Kiel (dpa) - Die Handballer des THW Kiel tun sich in der Champions League weiterhin sehr schwer. Drei Tage nach der 27:37-Pleite in der europäischen Königsklasse bei der SG Flensburg-Handewitt mühten sich die "Zebras" zu einem 26:24 (14:14) gegen den polnischen Vizemeister Wisla Plock.

Ein gehaltener Siebenmeter von Torwart Niklas Landin sowie ein Wurf von Dominik Klein aus dem Stand brachten den THW spät auf die Siegerstraße. Beste Werfer des Spiels waren Domagoj Duvnjak (10) für Kiel sowie Tiago Rocha (7/2) für Plock.

Nach der Demontage beim Nordrivalen lief bei den Kielern vor den gut 9000 Zuschauern zunächst wieder nicht viel zusammen. Trainer Alfred Gislason nahm schon beim 2:5 (7.) die erste Auszeit und stellte in der Abwehr auf eine offensivere 3:2:1-Formation um. Zwar stand die Defensive jetzt stabiler, doch im Angriff waren die "Zebras" einmal mehr auf Duvnjaks Einzelaktionen angewiesen.

Nach der Halbzeit steigerte sich Landin.
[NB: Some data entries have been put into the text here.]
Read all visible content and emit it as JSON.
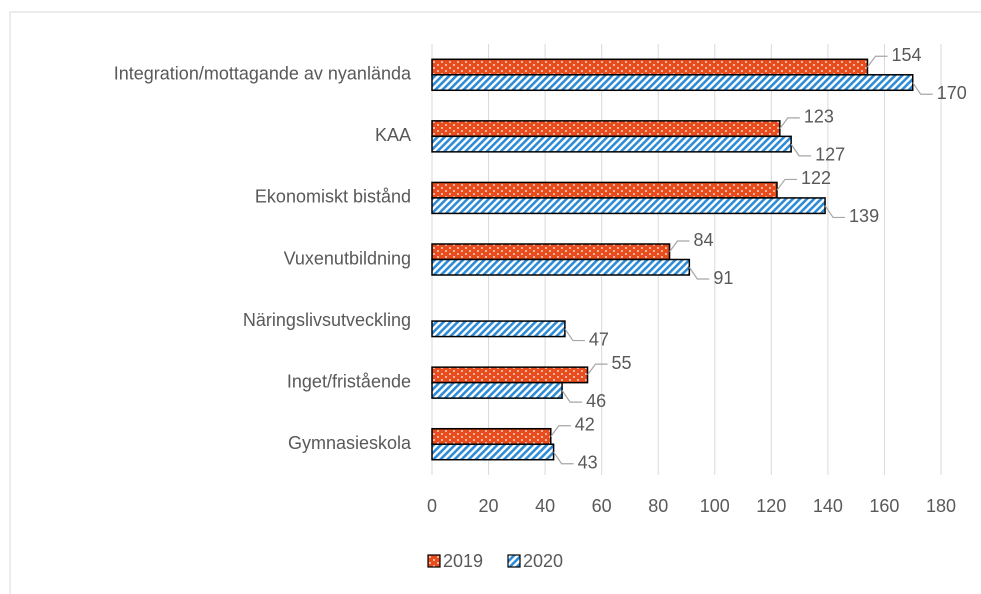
{
  "chart_data": {
    "type": "bar",
    "orientation": "horizontal",
    "categories": [
      "Integration/mottagande av nyanlända",
      "KAA",
      "Ekonomiskt bistånd",
      "Vuxenutbildning",
      "Näringslivsutveckling",
      "Inget/fristående",
      "Gymnasieskola"
    ],
    "series": [
      {
        "name": "2019",
        "color": "#e84c1c",
        "values": [
          154,
          123,
          122,
          84,
          null,
          55,
          42
        ]
      },
      {
        "name": "2020",
        "color": "#2e8bd6",
        "values": [
          170,
          127,
          139,
          91,
          47,
          46,
          43
        ]
      }
    ],
    "xlim": [
      0,
      180
    ],
    "xticks": [
      0,
      20,
      40,
      60,
      80,
      100,
      120,
      140,
      160,
      180
    ],
    "grid": true,
    "legend": "bottom"
  }
}
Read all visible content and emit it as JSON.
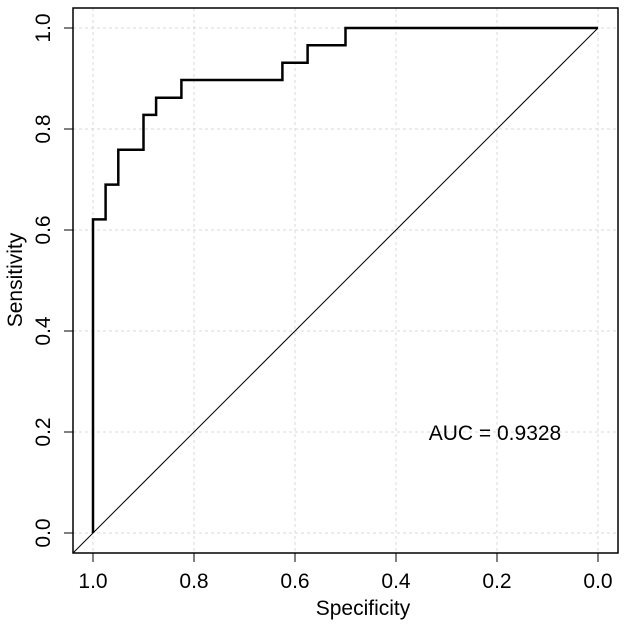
{
  "chart_data": {
    "type": "line",
    "title": "",
    "xlabel": "Specificity",
    "ylabel": "Sensitivity",
    "xlim": [
      1.0,
      0.0
    ],
    "ylim": [
      0.0,
      1.0
    ],
    "x_reversed": true,
    "grid": true,
    "x_ticks": [
      "1.0",
      "0.8",
      "0.6",
      "0.4",
      "0.2",
      "0.0"
    ],
    "x_tick_values": [
      1.0,
      0.8,
      0.6,
      0.4,
      0.2,
      0.0
    ],
    "y_ticks": [
      "0.0",
      "0.2",
      "0.4",
      "0.6",
      "0.8",
      "1.0"
    ],
    "y_tick_values": [
      0.0,
      0.2,
      0.4,
      0.6,
      0.8,
      1.0
    ],
    "series": [
      {
        "name": "ROC curve",
        "step": true,
        "color": "#000000",
        "specificity": [
          1.0,
          1.0,
          0.975,
          0.975,
          0.95,
          0.95,
          0.9,
          0.9,
          0.875,
          0.875,
          0.825,
          0.825,
          0.625,
          0.625,
          0.575,
          0.575,
          0.5,
          0.5,
          0.0
        ],
        "sensitivity": [
          0.0,
          0.621,
          0.621,
          0.69,
          0.69,
          0.759,
          0.759,
          0.828,
          0.828,
          0.862,
          0.862,
          0.897,
          0.897,
          0.931,
          0.931,
          0.966,
          0.966,
          1.0,
          1.0
        ]
      },
      {
        "name": "Reference line",
        "color": "#000000",
        "specificity": [
          1.0,
          0.0
        ],
        "sensitivity": [
          0.0,
          1.0
        ]
      }
    ],
    "annotations": [
      {
        "text": "AUC = 0.9328",
        "x": 0.2,
        "y": 0.2
      }
    ]
  }
}
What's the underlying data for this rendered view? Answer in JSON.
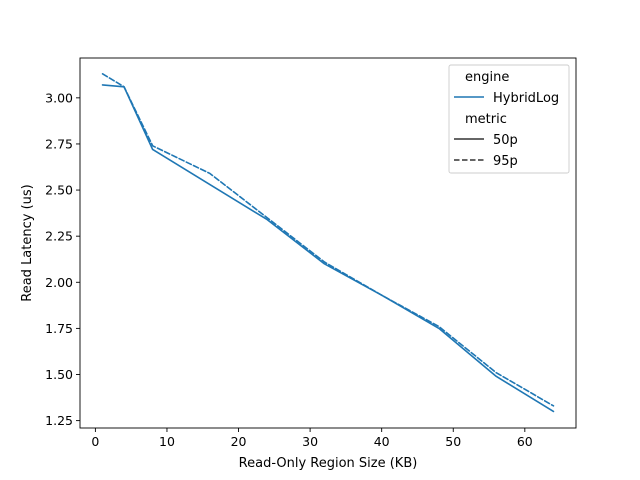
{
  "chart_data": {
    "type": "line",
    "xlabel": "Read-Only Region Size (KB)",
    "ylabel": "Read Latency (us)",
    "xlim": [
      -2.15,
      67.15
    ],
    "ylim": [
      1.21,
      3.216
    ],
    "x_ticks": [
      0,
      10,
      20,
      30,
      40,
      50,
      60
    ],
    "y_ticks": [
      1.25,
      1.5,
      1.75,
      2.0,
      2.25,
      2.5,
      2.75,
      3.0
    ],
    "grid": false,
    "legend": {
      "placement": "top-right",
      "hue_title": "engine",
      "hue_entries": [
        "HybridLog"
      ],
      "style_title": "metric",
      "style_entries": [
        "50p",
        "95p"
      ]
    },
    "color": "#1f77b4",
    "series": [
      {
        "engine": "HybridLog",
        "metric": "50p",
        "dash": "solid",
        "x": [
          1,
          4,
          8,
          16,
          24,
          32,
          40,
          48,
          56,
          64
        ],
        "y": [
          3.07,
          3.06,
          2.72,
          2.53,
          2.34,
          2.1,
          1.93,
          1.75,
          1.49,
          1.3
        ]
      },
      {
        "engine": "HybridLog",
        "metric": "95p",
        "dash": "dashed",
        "x": [
          1,
          4,
          8,
          16,
          24,
          32,
          40,
          48,
          56,
          64
        ],
        "y": [
          3.13,
          3.06,
          2.74,
          2.59,
          2.35,
          2.11,
          1.93,
          1.76,
          1.51,
          1.33
        ]
      }
    ]
  }
}
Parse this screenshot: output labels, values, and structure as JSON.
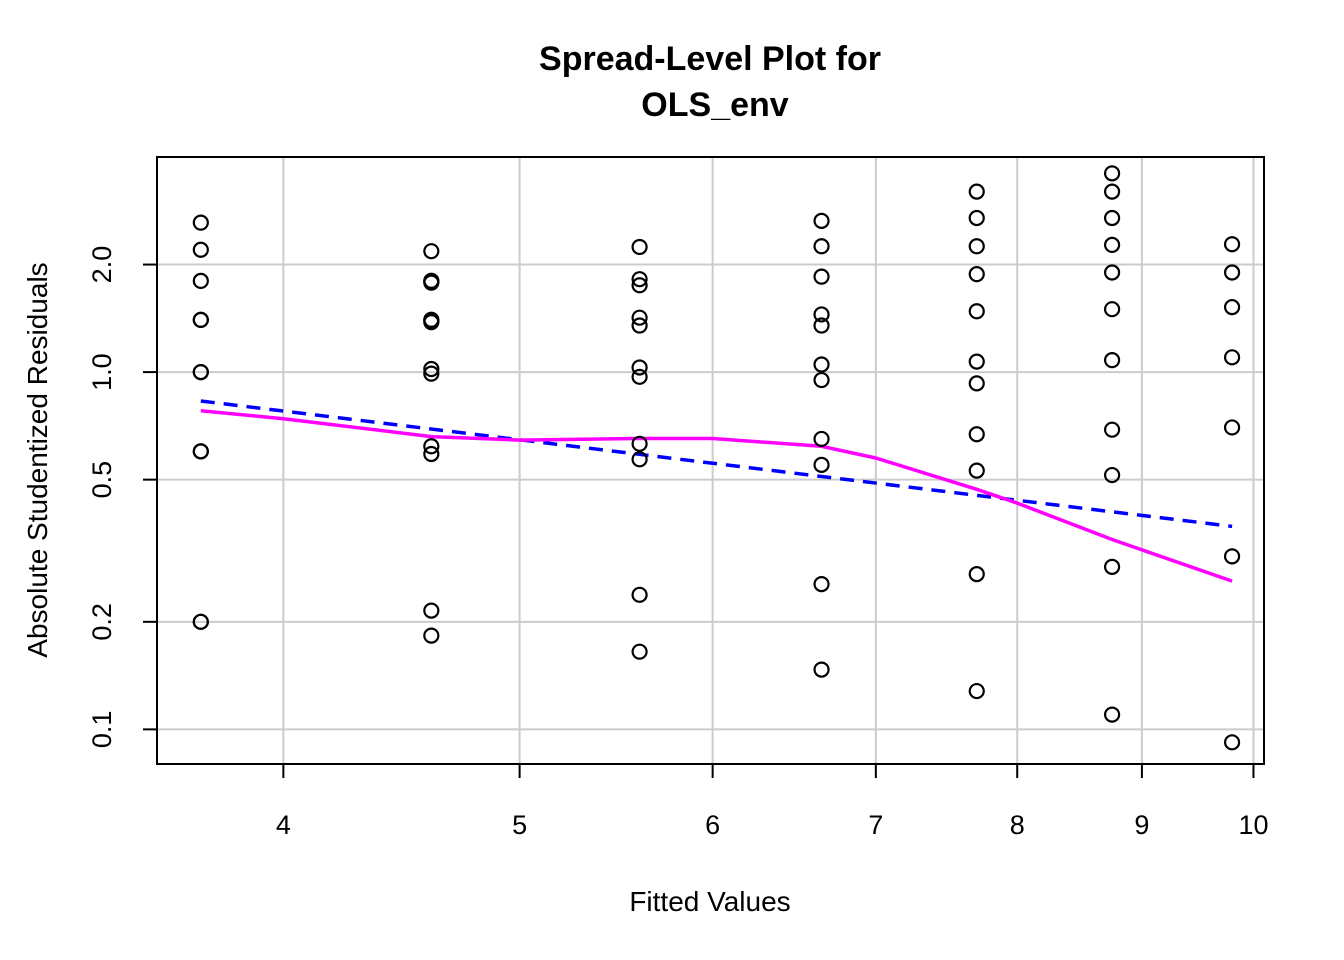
{
  "chart_data": {
    "type": "scatter",
    "title": [
      "Spread-Level Plot for",
      "OLS_env"
    ],
    "xlabel": "Fitted Values",
    "ylabel": "Absolute Studentized Residuals",
    "x_scale": "log",
    "y_scale": "log",
    "xlim": [
      3.55,
      10.1
    ],
    "ylim": [
      0.08,
      4.0
    ],
    "x_ticks": [
      4,
      5,
      6,
      7,
      8,
      9,
      10
    ],
    "x_tick_labels": [
      "4",
      "5",
      "6",
      "7",
      "8",
      "9",
      "10"
    ],
    "y_ticks": [
      0.1,
      0.2,
      0.5,
      1.0,
      2.0
    ],
    "y_tick_labels": [
      "0.1",
      "0.2",
      "0.5",
      "1.0",
      "2.0"
    ],
    "grid": true,
    "colors": {
      "points": "#000000",
      "fit_line": "#0000ff",
      "smooth_line": "#ff00ff",
      "grid": "#cccccc"
    },
    "points": [
      {
        "x": 3.7,
        "y": 2.62
      },
      {
        "x": 3.7,
        "y": 2.2
      },
      {
        "x": 3.7,
        "y": 1.8
      },
      {
        "x": 3.7,
        "y": 1.4
      },
      {
        "x": 3.7,
        "y": 1.4
      },
      {
        "x": 3.7,
        "y": 1.0
      },
      {
        "x": 3.7,
        "y": 1.0
      },
      {
        "x": 3.7,
        "y": 0.6
      },
      {
        "x": 3.7,
        "y": 0.6
      },
      {
        "x": 3.7,
        "y": 0.2
      },
      {
        "x": 3.7,
        "y": 0.2
      },
      {
        "x": 4.6,
        "y": 2.18
      },
      {
        "x": 4.6,
        "y": 1.8
      },
      {
        "x": 4.6,
        "y": 1.8
      },
      {
        "x": 4.6,
        "y": 1.78
      },
      {
        "x": 4.6,
        "y": 1.4
      },
      {
        "x": 4.6,
        "y": 1.4
      },
      {
        "x": 4.6,
        "y": 1.38
      },
      {
        "x": 4.6,
        "y": 1.02
      },
      {
        "x": 4.6,
        "y": 0.99
      },
      {
        "x": 4.6,
        "y": 0.62
      },
      {
        "x": 4.6,
        "y": 0.59
      },
      {
        "x": 4.6,
        "y": 0.215
      },
      {
        "x": 4.6,
        "y": 0.183
      },
      {
        "x": 5.6,
        "y": 2.24
      },
      {
        "x": 5.6,
        "y": 1.82
      },
      {
        "x": 5.6,
        "y": 1.75
      },
      {
        "x": 5.6,
        "y": 1.42
      },
      {
        "x": 5.6,
        "y": 1.35
      },
      {
        "x": 5.6,
        "y": 1.03
      },
      {
        "x": 5.6,
        "y": 0.97
      },
      {
        "x": 5.6,
        "y": 0.63
      },
      {
        "x": 5.6,
        "y": 0.57
      },
      {
        "x": 5.6,
        "y": 0.238
      },
      {
        "x": 5.6,
        "y": 0.165
      },
      {
        "x": 6.65,
        "y": 2.65
      },
      {
        "x": 6.65,
        "y": 2.25
      },
      {
        "x": 6.65,
        "y": 1.85
      },
      {
        "x": 6.65,
        "y": 1.45
      },
      {
        "x": 6.65,
        "y": 1.35
      },
      {
        "x": 6.65,
        "y": 1.05
      },
      {
        "x": 6.65,
        "y": 0.95
      },
      {
        "x": 6.65,
        "y": 0.65
      },
      {
        "x": 6.65,
        "y": 0.55
      },
      {
        "x": 6.65,
        "y": 0.255
      },
      {
        "x": 6.65,
        "y": 0.147
      },
      {
        "x": 7.7,
        "y": 3.2
      },
      {
        "x": 7.7,
        "y": 2.7
      },
      {
        "x": 7.7,
        "y": 2.25
      },
      {
        "x": 7.7,
        "y": 1.88
      },
      {
        "x": 7.7,
        "y": 1.48
      },
      {
        "x": 7.7,
        "y": 1.07
      },
      {
        "x": 7.7,
        "y": 0.93
      },
      {
        "x": 7.7,
        "y": 0.67
      },
      {
        "x": 7.7,
        "y": 0.53
      },
      {
        "x": 7.7,
        "y": 0.272
      },
      {
        "x": 7.7,
        "y": 0.128
      },
      {
        "x": 8.75,
        "y": 3.6
      },
      {
        "x": 8.75,
        "y": 3.2
      },
      {
        "x": 8.75,
        "y": 2.7
      },
      {
        "x": 8.75,
        "y": 2.27
      },
      {
        "x": 8.75,
        "y": 1.9
      },
      {
        "x": 8.75,
        "y": 1.5
      },
      {
        "x": 8.75,
        "y": 1.08
      },
      {
        "x": 8.75,
        "y": 0.69
      },
      {
        "x": 8.75,
        "y": 0.515
      },
      {
        "x": 8.75,
        "y": 0.285
      },
      {
        "x": 8.75,
        "y": 0.11
      },
      {
        "x": 9.8,
        "y": 2.28
      },
      {
        "x": 9.8,
        "y": 1.9
      },
      {
        "x": 9.8,
        "y": 1.52
      },
      {
        "x": 9.8,
        "y": 1.1
      },
      {
        "x": 9.8,
        "y": 0.7
      },
      {
        "x": 9.8,
        "y": 0.305
      },
      {
        "x": 9.8,
        "y": 0.092
      }
    ],
    "fit_line": [
      {
        "x": 3.7,
        "y": 0.83
      },
      {
        "x": 9.8,
        "y": 0.37
      }
    ],
    "smooth_line": [
      {
        "x": 3.7,
        "y": 0.78
      },
      {
        "x": 4.0,
        "y": 0.74
      },
      {
        "x": 4.6,
        "y": 0.66
      },
      {
        "x": 5.0,
        "y": 0.645
      },
      {
        "x": 5.6,
        "y": 0.652
      },
      {
        "x": 6.0,
        "y": 0.652
      },
      {
        "x": 6.65,
        "y": 0.62
      },
      {
        "x": 7.0,
        "y": 0.575
      },
      {
        "x": 7.7,
        "y": 0.47
      },
      {
        "x": 8.0,
        "y": 0.43
      },
      {
        "x": 8.75,
        "y": 0.34
      },
      {
        "x": 9.8,
        "y": 0.26
      }
    ]
  }
}
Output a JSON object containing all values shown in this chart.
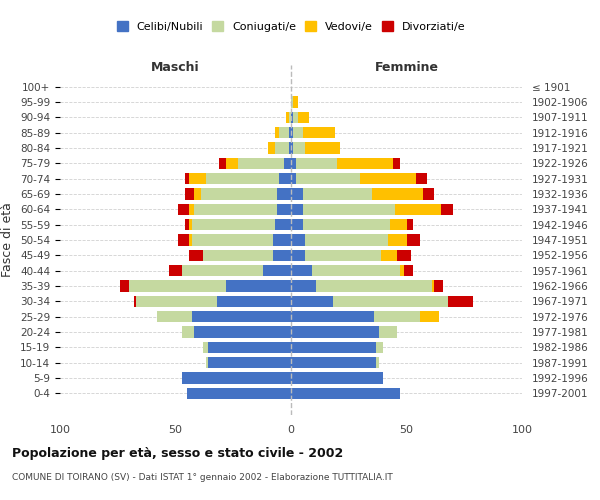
{
  "age_groups": [
    "100+",
    "95-99",
    "90-94",
    "85-89",
    "80-84",
    "75-79",
    "70-74",
    "65-69",
    "60-64",
    "55-59",
    "50-54",
    "45-49",
    "40-44",
    "35-39",
    "30-34",
    "25-29",
    "20-24",
    "15-19",
    "10-14",
    "5-9",
    "0-4"
  ],
  "birth_years": [
    "≤ 1901",
    "1902-1906",
    "1907-1911",
    "1912-1916",
    "1917-1921",
    "1922-1926",
    "1927-1931",
    "1932-1936",
    "1937-1941",
    "1942-1946",
    "1947-1951",
    "1952-1956",
    "1957-1961",
    "1962-1966",
    "1967-1971",
    "1972-1976",
    "1977-1981",
    "1982-1986",
    "1987-1991",
    "1992-1996",
    "1997-2001"
  ],
  "maschi": {
    "celibi": [
      0,
      0,
      0,
      1,
      1,
      3,
      5,
      6,
      6,
      7,
      8,
      8,
      12,
      28,
      32,
      43,
      42,
      36,
      36,
      47,
      45
    ],
    "coniugati": [
      0,
      0,
      1,
      4,
      6,
      20,
      32,
      33,
      36,
      36,
      35,
      30,
      35,
      42,
      35,
      15,
      5,
      2,
      1,
      0,
      0
    ],
    "vedovi": [
      0,
      0,
      1,
      2,
      3,
      5,
      7,
      3,
      2,
      1,
      1,
      0,
      0,
      0,
      0,
      0,
      0,
      0,
      0,
      0,
      0
    ],
    "divorziati": [
      0,
      0,
      0,
      0,
      0,
      3,
      2,
      4,
      5,
      2,
      5,
      6,
      6,
      4,
      1,
      0,
      0,
      0,
      0,
      0,
      0
    ]
  },
  "femmine": {
    "nubili": [
      0,
      0,
      1,
      1,
      1,
      2,
      2,
      5,
      5,
      5,
      6,
      6,
      9,
      11,
      18,
      36,
      38,
      37,
      37,
      40,
      47
    ],
    "coniugate": [
      0,
      1,
      2,
      4,
      5,
      18,
      28,
      30,
      40,
      38,
      36,
      33,
      38,
      50,
      50,
      20,
      8,
      3,
      1,
      0,
      0
    ],
    "vedove": [
      0,
      2,
      5,
      14,
      15,
      24,
      24,
      22,
      20,
      7,
      8,
      7,
      2,
      1,
      0,
      8,
      0,
      0,
      0,
      0,
      0
    ],
    "divorziate": [
      0,
      0,
      0,
      0,
      0,
      3,
      5,
      5,
      5,
      3,
      6,
      6,
      4,
      4,
      11,
      0,
      0,
      0,
      0,
      0,
      0
    ]
  },
  "colors": {
    "celibi": "#4472c4",
    "coniugati": "#c5d9a0",
    "vedovi": "#ffc000",
    "divorziati": "#cc0000"
  },
  "xlim": 100,
  "title": "Popolazione per età, sesso e stato civile - 2002",
  "subtitle": "COMUNE DI TOIRANO (SV) - Dati ISTAT 1° gennaio 2002 - Elaborazione TUTTITALIA.IT",
  "ylabel_left": "Fasce di età",
  "xlabel_left": "Maschi",
  "xlabel_right": "Femmine",
  "background_color": "#ffffff",
  "grid_color": "#cccccc"
}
In der Offensive aber blieb die Chancenverwertung mangelhaft, was auch an den Paraden von Rodrigo Corrales im Tor der Polen lag. In Unterzahl sorgte Klein dann für die erste Zwei-Tore-Führung der Gastgeber (17:15/39.). Die Polen hielten bis in die Schlussphase gut mit und waren der unglückliche Verlierer in einer ausgeglichenen Partie.